What China has clearly demonstrated with the emergence of DeepSeek as a very powerful alternative to OpenAI’s ChatGPT is that it can provide large language model searches at a fraction of the cost and with comparable speed of response. That’s a big challenge to the high-cost AI approach in the United States. The stock market in the United States initially took that as a very worrisome development and has since shrugged that off. But ultimately, like in so many of China’s innovations, whether it’s green technologies or electric vehicles, they’re able to match the quality and certainly the scale of what we can produce in the United States and do it in an extremely cost competitive way.
We scream and yell that it’s unfair because it’s state-subsidized or reflects some of the unfair acquisition of these technologies that has long been a favorite complaint of America’s China bashers. But the bottom line is that in so many aspects of advanced technologies, China is a peer competitor with the United States, and it’s an open question of whether we are able to maintain this lead.

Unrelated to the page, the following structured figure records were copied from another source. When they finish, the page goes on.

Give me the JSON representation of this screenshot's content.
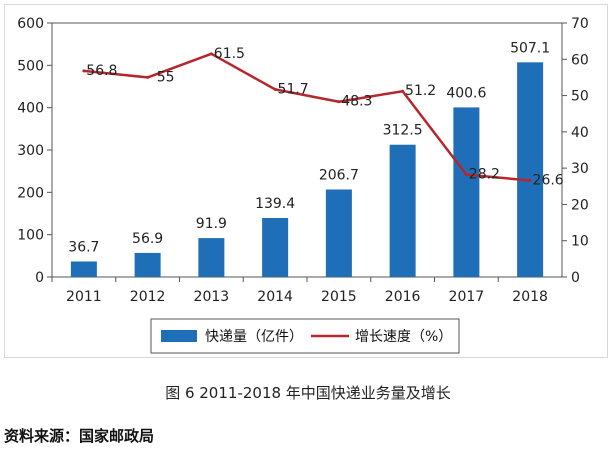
{
  "chart_data": {
    "type": "bar",
    "categories": [
      "2011",
      "2012",
      "2013",
      "2014",
      "2015",
      "2016",
      "2017",
      "2018"
    ],
    "series": [
      {
        "name": "快递量（亿件）",
        "type": "bar",
        "axis": "left",
        "values": [
          36.7,
          56.9,
          91.9,
          139.4,
          206.7,
          312.5,
          400.6,
          507.1
        ],
        "labels": [
          "36.7",
          "56.9",
          "91.9",
          "139.4",
          "206.7",
          "312.5",
          "400.6",
          "507.1"
        ]
      },
      {
        "name": "增长速度（%）",
        "type": "line",
        "axis": "right",
        "values": [
          56.8,
          55,
          61.5,
          51.7,
          48.3,
          51.2,
          28.2,
          26.6
        ],
        "labels": [
          "56.8",
          "55",
          "61.5",
          "51.7",
          "48.3",
          "51.2",
          "28.2",
          "26.6"
        ]
      }
    ],
    "ylim_left": [
      0,
      600
    ],
    "yticks_left": [
      "0",
      "100",
      "200",
      "300",
      "400",
      "500",
      "600"
    ],
    "ylim_right": [
      0,
      70
    ],
    "yticks_right": [
      "0",
      "10",
      "20",
      "30",
      "40",
      "50",
      "60",
      "70"
    ],
    "grid": false,
    "legend_position": "bottom",
    "colors": {
      "bar": "#1f6fb8",
      "line": "#b5272d"
    }
  },
  "caption": "图 6 2011-2018 年中国快递业务量及增长",
  "source": "资料来源：国家邮政局"
}
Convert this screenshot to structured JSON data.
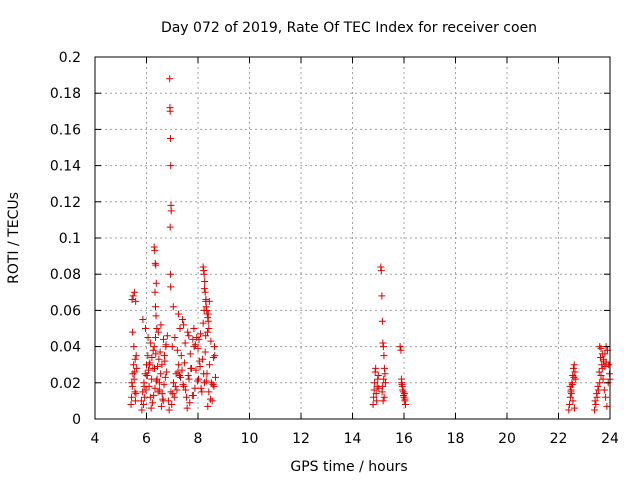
{
  "chart_data": {
    "type": "scatter",
    "title": "Day 072 of 2019, Rate Of TEC Index for receiver coen",
    "xlabel": "GPS time / hours",
    "ylabel": "ROTI / TECUs",
    "xlim": [
      4,
      24
    ],
    "ylim": [
      0,
      0.2
    ],
    "grid": true,
    "marker": "+",
    "color": "#e00000",
    "x_ticks": [
      4,
      6,
      8,
      10,
      12,
      14,
      16,
      18,
      20,
      22,
      24
    ],
    "y_ticks": [
      0,
      0.02,
      0.04,
      0.06,
      0.08,
      0.1,
      0.12,
      0.14,
      0.16,
      0.18,
      0.2
    ],
    "x_tick_labels": [
      "4",
      "6",
      "8",
      "10",
      "12",
      "14",
      "16",
      "18",
      "20",
      "22",
      "24"
    ],
    "y_tick_labels": [
      "0",
      "0.02",
      "0.04",
      "0.06",
      "0.08",
      "0.1",
      "0.12",
      "0.14",
      "0.16",
      "0.18",
      "0.2"
    ],
    "series": [
      {
        "name": "ROTI",
        "x": [
          5.4,
          5.42,
          5.45,
          5.47,
          5.5,
          5.52,
          5.55,
          5.57,
          5.6,
          5.62,
          5.44,
          5.48,
          5.53,
          5.58,
          5.46,
          5.51,
          5.56,
          5.43,
          5.54,
          5.59,
          5.8,
          5.85,
          5.9,
          5.95,
          6.0,
          6.05,
          6.1,
          6.15,
          6.2,
          6.25,
          6.3,
          6.35,
          6.4,
          6.45,
          6.5,
          6.55,
          6.6,
          6.65,
          6.7,
          6.75,
          5.82,
          5.88,
          5.93,
          5.98,
          6.03,
          6.08,
          6.13,
          6.18,
          6.23,
          6.28,
          6.33,
          6.38,
          6.43,
          6.48,
          6.53,
          6.58,
          6.63,
          6.68,
          6.73,
          6.78,
          5.86,
          5.96,
          6.06,
          6.16,
          6.26,
          6.36,
          6.46,
          6.56,
          6.66,
          6.76,
          5.91,
          6.01,
          6.11,
          6.21,
          6.31,
          6.41,
          6.51,
          6.61,
          6.71,
          6.81,
          6.3,
          6.32,
          6.34,
          6.36,
          6.38,
          6.33,
          6.35,
          6.37,
          6.9,
          6.91,
          6.92,
          6.93,
          6.94,
          6.95,
          6.96,
          6.92,
          6.93,
          6.94,
          6.85,
          6.95,
          7.05,
          7.15,
          7.25,
          7.35,
          7.45,
          7.55,
          7.65,
          7.75,
          7.85,
          7.95,
          8.05,
          8.15,
          8.25,
          8.35,
          8.45,
          8.55,
          8.65,
          6.88,
          6.98,
          7.08,
          7.18,
          7.28,
          7.38,
          7.48,
          7.58,
          7.68,
          7.78,
          7.88,
          7.98,
          8.08,
          8.18,
          8.28,
          8.38,
          8.48,
          8.58,
          8.68,
          7.0,
          7.1,
          7.2,
          7.3,
          7.4,
          7.5,
          7.6,
          7.7,
          7.8,
          7.9,
          8.0,
          8.1,
          8.2,
          8.3,
          8.4,
          8.5,
          8.6,
          7.02,
          7.12,
          7.22,
          7.32,
          7.42,
          7.52,
          7.62,
          7.72,
          7.82,
          7.92,
          8.02,
          8.12,
          8.22,
          8.32,
          8.42,
          8.52,
          8.62,
          7.04,
          7.24,
          7.44,
          7.64,
          7.84,
          8.04,
          8.24,
          8.44,
          8.64,
          8.2,
          8.22,
          8.24,
          8.26,
          8.28,
          8.3,
          8.32,
          8.34,
          8.36,
          8.38,
          8.4,
          8.42,
          8.25,
          8.31,
          8.37,
          14.8,
          14.82,
          14.84,
          14.86,
          14.88,
          14.9,
          14.92,
          14.94,
          14.96,
          14.98,
          15.0,
          15.02,
          15.1,
          15.12,
          15.14,
          15.16,
          15.18,
          15.2,
          15.22,
          15.24,
          15.26,
          15.28,
          15.15,
          15.19,
          15.23,
          15.17,
          15.21,
          15.85,
          15.88,
          15.91,
          15.94,
          15.97,
          16.0,
          16.03,
          16.06,
          15.9,
          15.95,
          16.02,
          15.92,
          15.98,
          16.04,
          22.4,
          22.43,
          22.46,
          22.49,
          22.52,
          22.55,
          22.58,
          22.61,
          22.64,
          22.67,
          22.45,
          22.5,
          22.56,
          22.62,
          22.48,
          22.54,
          22.6,
          23.4,
          23.45,
          23.5,
          23.55,
          23.6,
          23.65,
          23.7,
          23.75,
          23.8,
          23.85,
          23.9,
          23.95,
          24.0,
          23.42,
          23.48,
          23.53,
          23.58,
          23.63,
          23.68,
          23.73,
          23.78,
          23.83,
          23.88,
          23.93,
          23.98,
          23.6,
          23.65,
          23.7,
          23.75,
          23.8,
          23.85
        ],
        "y": [
          0.008,
          0.012,
          0.018,
          0.025,
          0.03,
          0.022,
          0.015,
          0.01,
          0.035,
          0.028,
          0.066,
          0.068,
          0.07,
          0.065,
          0.048,
          0.04,
          0.033,
          0.02,
          0.026,
          0.014,
          0.01,
          0.015,
          0.02,
          0.025,
          0.03,
          0.035,
          0.018,
          0.012,
          0.022,
          0.028,
          0.04,
          0.045,
          0.05,
          0.015,
          0.02,
          0.025,
          0.03,
          0.01,
          0.035,
          0.04,
          0.005,
          0.008,
          0.012,
          0.016,
          0.024,
          0.027,
          0.031,
          0.006,
          0.009,
          0.013,
          0.017,
          0.021,
          0.029,
          0.033,
          0.037,
          0.007,
          0.011,
          0.019,
          0.023,
          0.026,
          0.055,
          0.05,
          0.045,
          0.042,
          0.038,
          0.036,
          0.048,
          0.052,
          0.044,
          0.041,
          0.018,
          0.024,
          0.03,
          0.034,
          0.028,
          0.022,
          0.016,
          0.014,
          0.032,
          0.046,
          0.095,
          0.093,
          0.086,
          0.085,
          0.075,
          0.07,
          0.062,
          0.057,
          0.188,
          0.172,
          0.17,
          0.155,
          0.14,
          0.118,
          0.115,
          0.106,
          0.08,
          0.073,
          0.01,
          0.015,
          0.02,
          0.025,
          0.03,
          0.035,
          0.018,
          0.012,
          0.022,
          0.028,
          0.04,
          0.045,
          0.032,
          0.015,
          0.02,
          0.025,
          0.03,
          0.01,
          0.035,
          0.005,
          0.008,
          0.012,
          0.016,
          0.024,
          0.027,
          0.031,
          0.006,
          0.009,
          0.013,
          0.017,
          0.021,
          0.029,
          0.033,
          0.037,
          0.007,
          0.011,
          0.019,
          0.023,
          0.04,
          0.045,
          0.038,
          0.05,
          0.055,
          0.042,
          0.048,
          0.036,
          0.044,
          0.041,
          0.039,
          0.047,
          0.053,
          0.046,
          0.058,
          0.043,
          0.034,
          0.014,
          0.018,
          0.026,
          0.023,
          0.019,
          0.016,
          0.024,
          0.028,
          0.013,
          0.027,
          0.022,
          0.017,
          0.025,
          0.021,
          0.015,
          0.02,
          0.018,
          0.062,
          0.058,
          0.052,
          0.046,
          0.05,
          0.044,
          0.06,
          0.065,
          0.04,
          0.084,
          0.082,
          0.08,
          0.076,
          0.07,
          0.065,
          0.062,
          0.06,
          0.058,
          0.056,
          0.054,
          0.05,
          0.072,
          0.066,
          0.048,
          0.008,
          0.012,
          0.016,
          0.02,
          0.026,
          0.028,
          0.014,
          0.01,
          0.018,
          0.022,
          0.024,
          0.017,
          0.084,
          0.082,
          0.068,
          0.054,
          0.042,
          0.04,
          0.035,
          0.028,
          0.025,
          0.02,
          0.015,
          0.01,
          0.012,
          0.018,
          0.022,
          0.04,
          0.038,
          0.02,
          0.018,
          0.015,
          0.012,
          0.01,
          0.008,
          0.022,
          0.016,
          0.014,
          0.019,
          0.013,
          0.011,
          0.005,
          0.008,
          0.012,
          0.016,
          0.02,
          0.024,
          0.028,
          0.03,
          0.026,
          0.022,
          0.018,
          0.014,
          0.01,
          0.006,
          0.015,
          0.019,
          0.023,
          0.005,
          0.008,
          0.012,
          0.016,
          0.02,
          0.024,
          0.028,
          0.032,
          0.036,
          0.04,
          0.038,
          0.03,
          0.022,
          0.01,
          0.014,
          0.018,
          0.026,
          0.034,
          0.03,
          0.022,
          0.016,
          0.012,
          0.007,
          0.02,
          0.025,
          0.04,
          0.039,
          0.036,
          0.033,
          0.029,
          0.031
        ]
      }
    ]
  }
}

Various US administrations have complained about Chinese state subsidies to industry. But now the United States is effectively subsidizing Intel and suggesting it will buy stakes in other US firms. Does the US argument still hold water?
One of the main objections of the original Section 301 complaint that was produced by Trump’s first trade representative, Robert Lighthizer, in March of 2018 was that China is unique in the way it embraces state-directed industrial policy to command market share against the United States and globally. The United States, through the Biden administration’s Chips and Sciences Act as well as the Inflation Reduction Act, clearly began to embrace industrial policy with American characteristics.

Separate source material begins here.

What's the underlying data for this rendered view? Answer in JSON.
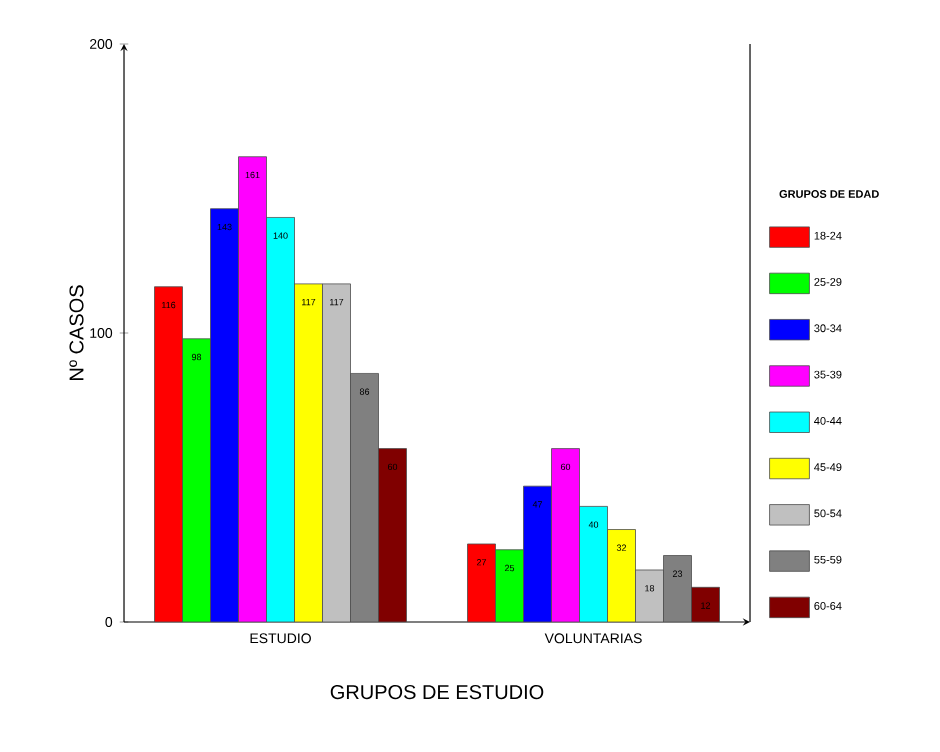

The Trump administration the second time around has pushed the ball even further with not just the Intel stake but also in providing very direct guidance for American companies in the decisions they make for locating facilities offshore and around the world. The industrial policy critique, which was central to Lighthizer’s argument, has been completely undermined by America’s initiatives to roll out a version of its own.
You point to government support for basic research as a key pillar of AI innovation. In what ways is government support more impactful than private support, and how do you see the US and Chinese governments performing in this area? Which country is better positioned to win the AI race in the long run?

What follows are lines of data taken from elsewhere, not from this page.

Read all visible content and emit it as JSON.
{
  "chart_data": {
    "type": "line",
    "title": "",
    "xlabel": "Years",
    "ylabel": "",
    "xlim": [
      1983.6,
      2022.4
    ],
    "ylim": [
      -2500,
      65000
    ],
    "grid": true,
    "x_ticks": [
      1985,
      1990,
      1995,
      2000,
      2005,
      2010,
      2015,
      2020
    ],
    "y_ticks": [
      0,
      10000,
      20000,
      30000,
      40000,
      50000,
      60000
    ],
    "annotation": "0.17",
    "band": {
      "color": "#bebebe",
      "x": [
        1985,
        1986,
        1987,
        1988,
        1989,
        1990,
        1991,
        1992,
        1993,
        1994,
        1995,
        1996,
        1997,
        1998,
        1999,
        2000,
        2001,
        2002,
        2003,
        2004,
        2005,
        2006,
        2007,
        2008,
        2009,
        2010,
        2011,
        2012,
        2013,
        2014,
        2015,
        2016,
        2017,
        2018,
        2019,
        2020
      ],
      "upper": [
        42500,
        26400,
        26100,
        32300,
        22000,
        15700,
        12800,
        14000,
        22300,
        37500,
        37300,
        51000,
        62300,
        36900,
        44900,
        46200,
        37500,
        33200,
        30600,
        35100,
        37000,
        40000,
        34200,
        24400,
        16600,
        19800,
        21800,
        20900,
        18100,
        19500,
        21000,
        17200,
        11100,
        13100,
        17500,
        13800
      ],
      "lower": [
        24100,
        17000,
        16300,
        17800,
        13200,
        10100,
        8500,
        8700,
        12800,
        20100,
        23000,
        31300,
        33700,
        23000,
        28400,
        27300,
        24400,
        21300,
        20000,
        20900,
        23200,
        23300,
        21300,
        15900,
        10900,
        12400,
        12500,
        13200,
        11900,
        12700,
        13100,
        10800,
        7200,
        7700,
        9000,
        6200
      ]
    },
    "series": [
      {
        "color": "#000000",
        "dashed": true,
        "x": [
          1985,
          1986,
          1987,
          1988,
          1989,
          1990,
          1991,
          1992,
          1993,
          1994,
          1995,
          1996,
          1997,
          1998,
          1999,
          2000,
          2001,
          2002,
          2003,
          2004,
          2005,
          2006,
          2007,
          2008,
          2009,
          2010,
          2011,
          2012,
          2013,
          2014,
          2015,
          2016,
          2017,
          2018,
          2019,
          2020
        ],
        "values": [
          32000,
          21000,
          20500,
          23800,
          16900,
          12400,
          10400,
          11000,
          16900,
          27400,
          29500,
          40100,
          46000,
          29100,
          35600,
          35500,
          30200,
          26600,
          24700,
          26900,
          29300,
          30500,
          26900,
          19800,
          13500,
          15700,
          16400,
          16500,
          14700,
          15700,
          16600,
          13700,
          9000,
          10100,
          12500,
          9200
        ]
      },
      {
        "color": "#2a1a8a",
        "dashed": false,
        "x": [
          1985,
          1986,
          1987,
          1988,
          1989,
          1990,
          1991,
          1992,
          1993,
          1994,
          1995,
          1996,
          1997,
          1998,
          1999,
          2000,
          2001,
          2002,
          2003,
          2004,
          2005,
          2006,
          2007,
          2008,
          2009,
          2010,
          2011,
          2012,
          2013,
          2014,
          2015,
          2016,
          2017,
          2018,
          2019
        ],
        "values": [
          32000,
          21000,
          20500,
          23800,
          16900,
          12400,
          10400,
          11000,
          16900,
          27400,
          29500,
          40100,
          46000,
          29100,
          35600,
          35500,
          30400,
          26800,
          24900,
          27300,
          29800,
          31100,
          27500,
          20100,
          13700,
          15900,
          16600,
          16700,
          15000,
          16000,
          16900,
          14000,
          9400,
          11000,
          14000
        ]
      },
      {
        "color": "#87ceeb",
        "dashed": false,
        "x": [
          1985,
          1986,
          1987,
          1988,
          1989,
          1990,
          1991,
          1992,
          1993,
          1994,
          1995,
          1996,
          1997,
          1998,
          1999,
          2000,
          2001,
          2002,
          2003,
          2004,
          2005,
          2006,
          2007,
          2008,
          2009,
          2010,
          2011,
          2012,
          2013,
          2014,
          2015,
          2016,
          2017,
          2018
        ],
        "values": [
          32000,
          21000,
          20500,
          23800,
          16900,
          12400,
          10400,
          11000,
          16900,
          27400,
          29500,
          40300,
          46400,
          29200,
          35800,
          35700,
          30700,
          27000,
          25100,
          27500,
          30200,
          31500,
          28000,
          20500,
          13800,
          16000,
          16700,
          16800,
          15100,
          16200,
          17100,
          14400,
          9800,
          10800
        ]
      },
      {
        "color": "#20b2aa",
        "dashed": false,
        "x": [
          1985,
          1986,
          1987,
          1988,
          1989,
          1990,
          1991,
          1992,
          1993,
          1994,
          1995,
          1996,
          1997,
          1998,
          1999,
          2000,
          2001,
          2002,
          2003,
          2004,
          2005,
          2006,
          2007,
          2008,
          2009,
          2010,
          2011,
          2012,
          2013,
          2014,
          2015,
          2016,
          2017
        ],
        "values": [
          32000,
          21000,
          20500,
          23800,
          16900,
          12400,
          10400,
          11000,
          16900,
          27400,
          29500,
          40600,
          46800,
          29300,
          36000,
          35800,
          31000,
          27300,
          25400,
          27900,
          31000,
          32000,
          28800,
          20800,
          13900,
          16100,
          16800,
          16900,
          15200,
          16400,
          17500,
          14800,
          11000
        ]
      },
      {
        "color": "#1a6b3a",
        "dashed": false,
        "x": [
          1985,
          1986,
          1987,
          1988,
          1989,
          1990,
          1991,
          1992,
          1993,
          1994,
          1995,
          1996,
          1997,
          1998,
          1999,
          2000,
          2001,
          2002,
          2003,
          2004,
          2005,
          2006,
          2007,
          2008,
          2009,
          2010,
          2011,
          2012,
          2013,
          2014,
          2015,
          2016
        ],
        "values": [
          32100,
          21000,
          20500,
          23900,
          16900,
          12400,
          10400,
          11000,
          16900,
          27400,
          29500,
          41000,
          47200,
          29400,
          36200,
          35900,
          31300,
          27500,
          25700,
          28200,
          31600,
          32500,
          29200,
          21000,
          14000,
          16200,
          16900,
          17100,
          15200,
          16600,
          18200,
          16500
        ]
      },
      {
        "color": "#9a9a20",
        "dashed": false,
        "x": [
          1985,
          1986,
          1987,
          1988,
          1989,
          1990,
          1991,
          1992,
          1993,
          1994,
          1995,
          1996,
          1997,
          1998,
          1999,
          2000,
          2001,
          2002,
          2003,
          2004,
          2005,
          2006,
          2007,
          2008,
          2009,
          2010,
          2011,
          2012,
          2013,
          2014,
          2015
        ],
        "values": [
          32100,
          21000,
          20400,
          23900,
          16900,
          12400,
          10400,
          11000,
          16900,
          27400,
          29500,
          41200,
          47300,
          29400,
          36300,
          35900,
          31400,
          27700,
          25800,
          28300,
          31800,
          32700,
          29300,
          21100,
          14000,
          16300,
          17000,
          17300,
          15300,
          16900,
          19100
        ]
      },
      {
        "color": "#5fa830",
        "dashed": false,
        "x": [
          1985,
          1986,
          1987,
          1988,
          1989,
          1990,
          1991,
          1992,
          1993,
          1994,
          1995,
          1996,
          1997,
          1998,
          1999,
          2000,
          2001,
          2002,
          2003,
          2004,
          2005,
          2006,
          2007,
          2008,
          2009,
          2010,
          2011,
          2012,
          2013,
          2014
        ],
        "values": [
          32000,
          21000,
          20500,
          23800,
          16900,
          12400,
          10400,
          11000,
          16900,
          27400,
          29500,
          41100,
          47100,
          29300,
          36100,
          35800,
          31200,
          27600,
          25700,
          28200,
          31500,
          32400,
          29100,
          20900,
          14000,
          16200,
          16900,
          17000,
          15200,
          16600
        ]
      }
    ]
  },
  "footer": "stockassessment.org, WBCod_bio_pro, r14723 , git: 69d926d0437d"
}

There could be a lot of things that affect the outcome of the AI race. But to comment on basic research, unlike private sector research, which ultimately draws support from risk-adjusted, measurable financial returns, government-funded basic research is often abstract and theoretical without any major financial return constraints. It can allow brilliant, creative, hardworking scientists to toil away in obscurity with no immediate payback but with the possibility that over time a small handful of these efforts will lead to extraordinary breakthroughs, like mRNA vaccines, the Internet itself, and quantum mechanics that lead to quantum computing.
We’ve dropped the ball on that. The federal share of spending on basic R&D has been declining in the United States now for several decades. It’s quite likely based on the slashing of scientific support, evident in the draconian budget cuts in the second Trump administration, that China is now spending more on purchasing power parity-adjusted basic research than we are. That does not bode well for the long-term innovation race, whether it’s AI or anything else US versus China. It’s a very worrisome development in the United States.